A report into woodfuel usage published this week indicates that by using the equivalent of over 1 million green tonnes of woodfuel in 2009, large-scale energy generators and local heat users saved over half a million tonnes of CO2 emissions.

This low cost, low-carbon option is proving particularly popular with small to medium businesses and community heat projects, which account for the largest number of woodfuel installations in the past year.

Environment Minister, Roseanna Cunningham said:

“This is excellent news for Scotland. The fact that businesses across the country are making the move to woodfuel shows it makes business sense and that confidence in this emerging sector is helping new, local suppliers to make a go of their woodfuel business.

“But the increasing demand for clean, green woodfuel means that we have to make the best and most efficient use of all our available resources.

“A recent study indicates that there could be over 400,000 tonnes of biomass material available from as yet untapped sources that could be recovered and processed into wood chips or pellets.

“This additional but finite resource is available at locations all over the country so it makes sense that we focus our efforts on using it locally, prioritising it for local heat or combined heat and power generation.”

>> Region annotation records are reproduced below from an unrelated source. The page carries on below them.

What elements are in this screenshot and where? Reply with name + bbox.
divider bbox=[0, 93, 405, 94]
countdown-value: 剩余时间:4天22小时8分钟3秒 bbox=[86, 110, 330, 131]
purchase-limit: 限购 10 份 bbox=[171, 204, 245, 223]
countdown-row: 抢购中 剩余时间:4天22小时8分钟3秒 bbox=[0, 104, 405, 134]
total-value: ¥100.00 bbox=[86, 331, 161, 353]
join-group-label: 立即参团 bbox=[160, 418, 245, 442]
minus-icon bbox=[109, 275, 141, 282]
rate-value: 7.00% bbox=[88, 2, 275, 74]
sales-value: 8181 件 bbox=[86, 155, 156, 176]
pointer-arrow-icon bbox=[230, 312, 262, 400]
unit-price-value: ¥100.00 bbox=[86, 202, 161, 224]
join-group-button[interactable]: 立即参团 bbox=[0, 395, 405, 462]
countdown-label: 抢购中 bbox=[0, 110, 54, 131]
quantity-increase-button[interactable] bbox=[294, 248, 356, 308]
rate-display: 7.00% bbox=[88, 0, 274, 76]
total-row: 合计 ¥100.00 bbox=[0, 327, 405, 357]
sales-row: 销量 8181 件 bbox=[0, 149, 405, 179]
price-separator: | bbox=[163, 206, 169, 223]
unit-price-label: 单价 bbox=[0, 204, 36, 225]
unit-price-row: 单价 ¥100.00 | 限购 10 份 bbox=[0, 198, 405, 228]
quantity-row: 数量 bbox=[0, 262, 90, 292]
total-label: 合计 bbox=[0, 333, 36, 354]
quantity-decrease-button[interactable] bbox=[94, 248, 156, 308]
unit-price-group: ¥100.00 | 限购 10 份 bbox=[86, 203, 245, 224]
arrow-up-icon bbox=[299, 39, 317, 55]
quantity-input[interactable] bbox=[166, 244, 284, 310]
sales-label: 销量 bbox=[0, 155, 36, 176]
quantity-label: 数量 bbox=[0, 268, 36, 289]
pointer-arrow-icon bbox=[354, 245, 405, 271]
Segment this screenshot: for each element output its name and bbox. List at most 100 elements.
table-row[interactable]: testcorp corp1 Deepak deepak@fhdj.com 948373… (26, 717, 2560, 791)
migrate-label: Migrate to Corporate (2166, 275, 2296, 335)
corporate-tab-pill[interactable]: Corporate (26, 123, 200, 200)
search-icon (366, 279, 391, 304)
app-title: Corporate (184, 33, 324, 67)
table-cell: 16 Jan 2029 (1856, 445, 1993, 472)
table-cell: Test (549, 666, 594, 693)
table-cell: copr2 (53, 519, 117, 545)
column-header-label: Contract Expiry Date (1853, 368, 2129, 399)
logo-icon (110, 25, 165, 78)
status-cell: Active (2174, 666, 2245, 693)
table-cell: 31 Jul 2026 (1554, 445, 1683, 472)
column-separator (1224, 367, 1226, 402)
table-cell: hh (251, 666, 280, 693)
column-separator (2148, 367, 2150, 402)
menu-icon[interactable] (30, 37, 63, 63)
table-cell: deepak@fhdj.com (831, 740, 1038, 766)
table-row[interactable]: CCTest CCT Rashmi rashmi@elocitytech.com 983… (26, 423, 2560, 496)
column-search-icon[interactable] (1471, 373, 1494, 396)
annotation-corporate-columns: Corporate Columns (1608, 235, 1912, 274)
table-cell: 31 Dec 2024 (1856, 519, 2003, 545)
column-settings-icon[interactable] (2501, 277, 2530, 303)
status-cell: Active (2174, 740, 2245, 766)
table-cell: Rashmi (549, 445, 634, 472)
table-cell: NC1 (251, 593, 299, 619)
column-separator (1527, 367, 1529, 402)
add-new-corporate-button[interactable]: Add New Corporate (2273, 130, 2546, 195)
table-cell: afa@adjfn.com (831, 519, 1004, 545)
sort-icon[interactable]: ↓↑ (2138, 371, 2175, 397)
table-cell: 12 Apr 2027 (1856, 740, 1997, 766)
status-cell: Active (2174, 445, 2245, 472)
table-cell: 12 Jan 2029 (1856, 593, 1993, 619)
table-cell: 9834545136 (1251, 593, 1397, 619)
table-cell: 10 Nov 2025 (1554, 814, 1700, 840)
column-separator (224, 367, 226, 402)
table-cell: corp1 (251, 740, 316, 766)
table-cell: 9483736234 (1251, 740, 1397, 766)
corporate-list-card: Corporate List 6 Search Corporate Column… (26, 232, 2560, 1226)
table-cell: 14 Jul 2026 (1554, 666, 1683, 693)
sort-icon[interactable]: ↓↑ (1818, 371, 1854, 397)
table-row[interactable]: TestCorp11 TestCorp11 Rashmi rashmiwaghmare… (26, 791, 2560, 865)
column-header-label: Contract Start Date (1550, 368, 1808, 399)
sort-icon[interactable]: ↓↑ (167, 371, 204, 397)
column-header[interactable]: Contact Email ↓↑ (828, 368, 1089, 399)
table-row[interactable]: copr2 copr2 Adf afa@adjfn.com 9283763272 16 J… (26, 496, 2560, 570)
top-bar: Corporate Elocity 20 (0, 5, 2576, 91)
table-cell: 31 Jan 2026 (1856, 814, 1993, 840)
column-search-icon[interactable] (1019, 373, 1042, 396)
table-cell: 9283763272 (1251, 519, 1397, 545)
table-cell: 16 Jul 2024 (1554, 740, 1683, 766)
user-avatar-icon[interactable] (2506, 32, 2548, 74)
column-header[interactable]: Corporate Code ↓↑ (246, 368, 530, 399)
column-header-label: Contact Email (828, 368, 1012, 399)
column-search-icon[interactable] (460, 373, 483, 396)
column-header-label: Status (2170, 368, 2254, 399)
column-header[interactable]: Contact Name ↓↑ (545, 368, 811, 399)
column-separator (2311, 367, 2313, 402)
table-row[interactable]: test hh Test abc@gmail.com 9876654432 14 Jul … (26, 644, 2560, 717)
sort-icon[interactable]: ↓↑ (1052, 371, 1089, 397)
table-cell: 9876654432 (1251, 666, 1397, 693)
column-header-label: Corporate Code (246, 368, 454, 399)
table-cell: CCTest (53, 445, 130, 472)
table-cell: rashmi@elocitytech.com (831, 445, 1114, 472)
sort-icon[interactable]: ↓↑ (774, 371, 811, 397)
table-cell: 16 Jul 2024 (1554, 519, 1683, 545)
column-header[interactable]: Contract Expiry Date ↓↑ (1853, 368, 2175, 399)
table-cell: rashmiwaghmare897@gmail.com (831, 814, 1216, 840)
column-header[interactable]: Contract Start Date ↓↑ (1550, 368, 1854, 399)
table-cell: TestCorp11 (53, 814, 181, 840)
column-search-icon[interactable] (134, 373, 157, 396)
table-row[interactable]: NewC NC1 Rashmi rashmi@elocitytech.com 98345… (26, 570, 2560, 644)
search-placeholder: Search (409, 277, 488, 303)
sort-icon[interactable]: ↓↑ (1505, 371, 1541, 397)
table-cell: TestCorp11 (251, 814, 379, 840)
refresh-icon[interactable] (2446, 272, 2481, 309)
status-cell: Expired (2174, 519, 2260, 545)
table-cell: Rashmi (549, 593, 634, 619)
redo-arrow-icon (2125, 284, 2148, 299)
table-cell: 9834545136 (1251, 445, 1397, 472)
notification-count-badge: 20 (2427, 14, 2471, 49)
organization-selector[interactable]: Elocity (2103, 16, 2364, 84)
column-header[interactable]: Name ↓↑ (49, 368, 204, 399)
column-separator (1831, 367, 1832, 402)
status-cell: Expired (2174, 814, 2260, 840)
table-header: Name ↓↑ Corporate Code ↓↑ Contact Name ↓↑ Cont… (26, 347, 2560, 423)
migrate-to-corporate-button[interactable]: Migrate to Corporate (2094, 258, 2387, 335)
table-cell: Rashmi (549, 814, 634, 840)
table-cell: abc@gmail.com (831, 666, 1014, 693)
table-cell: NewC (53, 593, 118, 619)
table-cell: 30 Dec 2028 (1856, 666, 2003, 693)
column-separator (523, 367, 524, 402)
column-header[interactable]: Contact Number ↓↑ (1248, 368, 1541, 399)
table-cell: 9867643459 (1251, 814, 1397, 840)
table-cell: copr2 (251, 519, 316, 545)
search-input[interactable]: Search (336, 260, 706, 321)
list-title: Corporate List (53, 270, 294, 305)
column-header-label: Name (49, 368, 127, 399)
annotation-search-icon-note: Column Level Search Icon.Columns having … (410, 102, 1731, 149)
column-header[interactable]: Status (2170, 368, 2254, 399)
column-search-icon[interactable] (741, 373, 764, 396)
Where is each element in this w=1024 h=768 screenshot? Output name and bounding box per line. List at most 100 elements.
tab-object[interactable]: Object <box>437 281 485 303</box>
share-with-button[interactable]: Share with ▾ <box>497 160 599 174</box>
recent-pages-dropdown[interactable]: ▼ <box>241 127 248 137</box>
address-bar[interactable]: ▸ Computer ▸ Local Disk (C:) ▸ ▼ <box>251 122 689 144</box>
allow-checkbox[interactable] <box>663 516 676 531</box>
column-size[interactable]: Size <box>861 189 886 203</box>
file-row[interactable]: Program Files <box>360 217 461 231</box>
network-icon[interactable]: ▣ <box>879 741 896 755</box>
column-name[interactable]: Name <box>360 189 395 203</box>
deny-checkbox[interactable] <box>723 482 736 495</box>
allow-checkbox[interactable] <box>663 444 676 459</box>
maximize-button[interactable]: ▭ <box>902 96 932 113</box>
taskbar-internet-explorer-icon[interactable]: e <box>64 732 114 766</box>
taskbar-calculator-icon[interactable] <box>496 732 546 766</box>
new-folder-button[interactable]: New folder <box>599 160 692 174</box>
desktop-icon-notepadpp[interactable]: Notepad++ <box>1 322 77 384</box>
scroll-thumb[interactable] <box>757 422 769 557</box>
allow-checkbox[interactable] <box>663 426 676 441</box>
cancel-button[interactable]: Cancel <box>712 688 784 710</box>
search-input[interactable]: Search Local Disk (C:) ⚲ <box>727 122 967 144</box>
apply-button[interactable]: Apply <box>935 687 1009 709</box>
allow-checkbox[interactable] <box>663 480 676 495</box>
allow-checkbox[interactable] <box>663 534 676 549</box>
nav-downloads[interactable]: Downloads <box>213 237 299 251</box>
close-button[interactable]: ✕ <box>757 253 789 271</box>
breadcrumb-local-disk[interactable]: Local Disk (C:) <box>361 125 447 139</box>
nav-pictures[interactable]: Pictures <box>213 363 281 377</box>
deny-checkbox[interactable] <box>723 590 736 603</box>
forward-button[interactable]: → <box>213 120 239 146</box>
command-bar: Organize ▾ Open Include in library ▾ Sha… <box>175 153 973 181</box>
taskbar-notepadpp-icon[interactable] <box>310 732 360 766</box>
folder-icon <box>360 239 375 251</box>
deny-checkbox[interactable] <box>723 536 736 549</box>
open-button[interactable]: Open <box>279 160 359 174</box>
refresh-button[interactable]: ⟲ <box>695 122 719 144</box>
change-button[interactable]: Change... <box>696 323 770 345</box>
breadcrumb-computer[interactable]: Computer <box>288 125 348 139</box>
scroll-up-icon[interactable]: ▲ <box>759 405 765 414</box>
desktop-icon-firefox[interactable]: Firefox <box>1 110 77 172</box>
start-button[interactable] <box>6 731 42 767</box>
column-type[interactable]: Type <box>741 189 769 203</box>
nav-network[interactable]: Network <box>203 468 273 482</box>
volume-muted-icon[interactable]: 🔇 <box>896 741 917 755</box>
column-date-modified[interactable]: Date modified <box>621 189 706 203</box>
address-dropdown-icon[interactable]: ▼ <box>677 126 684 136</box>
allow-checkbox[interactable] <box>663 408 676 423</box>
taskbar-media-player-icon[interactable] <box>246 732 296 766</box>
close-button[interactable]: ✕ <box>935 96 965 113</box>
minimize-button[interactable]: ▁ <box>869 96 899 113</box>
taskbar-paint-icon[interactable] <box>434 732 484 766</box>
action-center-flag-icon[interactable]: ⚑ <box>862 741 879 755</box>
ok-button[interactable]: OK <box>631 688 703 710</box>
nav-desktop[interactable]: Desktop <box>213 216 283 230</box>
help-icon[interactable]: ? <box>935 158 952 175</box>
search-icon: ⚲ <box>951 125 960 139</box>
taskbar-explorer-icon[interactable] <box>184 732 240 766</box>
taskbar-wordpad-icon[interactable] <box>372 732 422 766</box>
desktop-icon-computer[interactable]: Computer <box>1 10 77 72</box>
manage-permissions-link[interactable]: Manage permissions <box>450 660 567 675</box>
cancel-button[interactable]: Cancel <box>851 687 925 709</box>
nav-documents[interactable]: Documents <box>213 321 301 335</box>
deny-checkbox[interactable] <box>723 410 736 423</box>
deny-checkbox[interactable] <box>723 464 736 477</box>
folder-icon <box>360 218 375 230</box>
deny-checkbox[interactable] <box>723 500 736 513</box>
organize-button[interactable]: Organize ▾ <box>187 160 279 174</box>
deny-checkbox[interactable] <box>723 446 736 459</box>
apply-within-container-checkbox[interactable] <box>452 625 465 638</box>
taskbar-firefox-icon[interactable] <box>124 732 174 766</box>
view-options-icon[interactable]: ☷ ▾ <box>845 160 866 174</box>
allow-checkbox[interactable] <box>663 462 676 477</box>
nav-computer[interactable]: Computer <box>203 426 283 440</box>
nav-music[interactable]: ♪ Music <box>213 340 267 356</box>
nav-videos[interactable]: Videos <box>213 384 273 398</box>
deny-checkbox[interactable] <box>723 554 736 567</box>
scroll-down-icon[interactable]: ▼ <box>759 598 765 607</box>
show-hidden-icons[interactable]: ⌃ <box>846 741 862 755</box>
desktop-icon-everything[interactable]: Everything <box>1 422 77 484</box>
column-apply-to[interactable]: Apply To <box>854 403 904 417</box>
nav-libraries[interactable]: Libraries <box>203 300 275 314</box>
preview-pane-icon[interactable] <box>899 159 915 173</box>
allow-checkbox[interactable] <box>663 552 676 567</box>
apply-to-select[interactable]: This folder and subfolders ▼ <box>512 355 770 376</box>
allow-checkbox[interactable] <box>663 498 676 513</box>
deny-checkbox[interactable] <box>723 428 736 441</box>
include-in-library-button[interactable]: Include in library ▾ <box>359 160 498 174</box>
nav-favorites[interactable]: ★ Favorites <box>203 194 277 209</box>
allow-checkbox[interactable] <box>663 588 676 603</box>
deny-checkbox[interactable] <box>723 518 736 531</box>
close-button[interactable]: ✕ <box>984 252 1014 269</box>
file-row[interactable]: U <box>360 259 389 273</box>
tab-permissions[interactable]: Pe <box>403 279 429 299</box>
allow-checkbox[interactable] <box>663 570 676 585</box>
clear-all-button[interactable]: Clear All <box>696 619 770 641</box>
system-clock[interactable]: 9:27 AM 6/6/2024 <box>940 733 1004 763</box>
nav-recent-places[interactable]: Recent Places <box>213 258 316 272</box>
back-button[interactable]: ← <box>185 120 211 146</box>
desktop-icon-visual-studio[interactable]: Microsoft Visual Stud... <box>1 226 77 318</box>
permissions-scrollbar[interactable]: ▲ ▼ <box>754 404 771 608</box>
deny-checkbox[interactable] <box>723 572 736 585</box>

Overall demand is expected to rise to around 1.3 million green tonnes (669,840 odt) in 2010 and current proposals could further increase demand in the future. The Scottish Government is starting work on a review of the blend of support for biomass, given its focus on supporting heat use.

Forestry Commission Scotland has also reconvened the Woodfuel Task Force to act on the findings of the study and explore ways of creating the infrastructure that will support and encourage efforts to capitalise on this material.

The Woodfuel Usage Study is at and the Arboricultural Arisings report can be found at

Notes to Editors
1) Forestry Commission Scotland serves as the Scottish Government’s forestry directorate and manages the 660,000 hectare national forest estate for the benefit of communities, biodiversity, the economy and to help in the fight to mitigate the effects of climate change. The use of wood as a fuel will help reduce harmful greenhouse emissions and the Commission is working hard to promote woodfuel developments across the country. The Commission continues to protect, manage and expand Scotland’s forests and woodlands in a way which helps in the fight against climate change.

2) The research on Arboricultural Arisings was carried out by Nevin Associates through the EU-funded RBAN project, managed by the Commission in partnership with the Scottish Government and Scottish Enterprise, with support from Glasgow & Clyde Valley Green Network Partnership.

3) Large-scale electricity and combined heat and power plants and heat use by timber processers currently accounts for around 90% of woodfuel usage.

4) Arboricultural arisings are material such as brash (thin branches where the woody material is generally less than 2 inches thick) and heavy timer/round wood (woody material more than 2 inches thick, which is the material which would have the most potential for biomass energy generation.

5) The Scottish Biomass Heat Scheme helped a 25% surge in the small-scale sector.